Stylometry – to give as concise a definition as possible – is about comparing countable language features in written texts, in order to find groups of similar works. No matter if such a setup is involved to determine the authorship of an anonymous text, or to tell apart different literary genres, the general goal is quite the same: one is interested in linking similar texts so that they form distinct groups.

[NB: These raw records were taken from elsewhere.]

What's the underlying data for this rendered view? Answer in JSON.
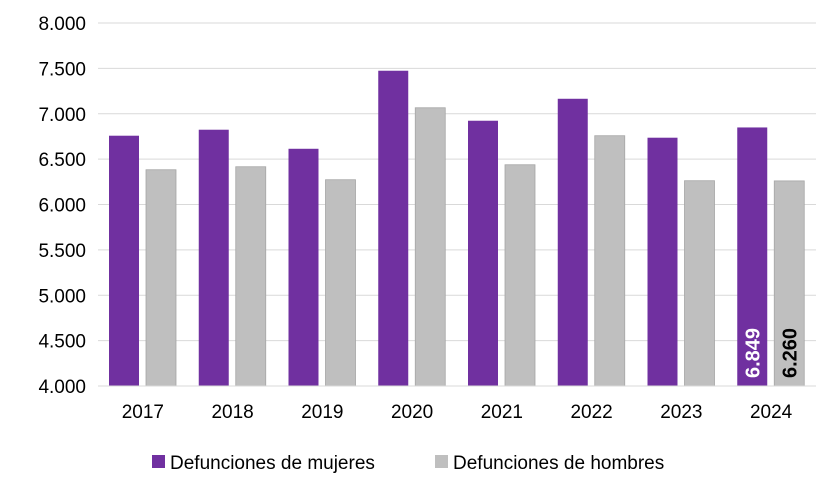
{
  "chart_data": {
    "type": "bar",
    "categories": [
      "2017",
      "2018",
      "2019",
      "2020",
      "2021",
      "2022",
      "2023",
      "2024"
    ],
    "series": [
      {
        "name": "Defunciones de mujeres",
        "color": "#7030A0",
        "values": [
          6758,
          6824,
          6614,
          7474,
          6923,
          7165,
          6736,
          6849
        ]
      },
      {
        "name": "Defunciones de hombres",
        "color": "#BFBFBF",
        "values": [
          6383,
          6416,
          6273,
          7066,
          6438,
          6758,
          6262,
          6260
        ]
      }
    ],
    "data_labels": [
      {
        "category": "2024",
        "series": 0,
        "text": "6.849"
      },
      {
        "category": "2024",
        "series": 1,
        "text": "6.260"
      }
    ],
    "yticks": [
      "4.000",
      "4.500",
      "5.000",
      "5.500",
      "6.000",
      "6.500",
      "7.000",
      "7.500",
      "8.000"
    ],
    "ylim": [
      4000,
      8000
    ],
    "grid": true,
    "legend": "bottom",
    "title": "",
    "xlabel": "",
    "ylabel": ""
  }
}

There are many methods to solve the above task, including Hierarchical Cluster Analysis, or Multidimensional Scaling. The current project was aimed at overcoming their limitations, with a little help of network analysis methodology. The underlying idea was as follows: let the algorithm establish for every single node a strong connection to its nearest neighbor (i.e. the most similar text) and two weaker connections to the 1st and the 2nd runner-up. Consequently, the final network will contain a number of weighted links, some of them being thicker (close similarities), some other revealing weaker connections between samples. The second algorithm performs a large number of tests for similarity with different number of features analyzed (e.g. 100, 200, 300, …, 1,000 MFWs). Finally, all the connections produced in particular “snapshots” are added, resulting in a consensus network.
A detailed overview of the project is provided in this post. For a comprehensive explanation of the method’s theoretical assumptions, features, and implementation refer to the following paper:
Eder, M. (2017). Visualization in stylometry: cluster analysis using networks. Digital Scholarship in the Humanities, 32(1): 50–64, [pre-print].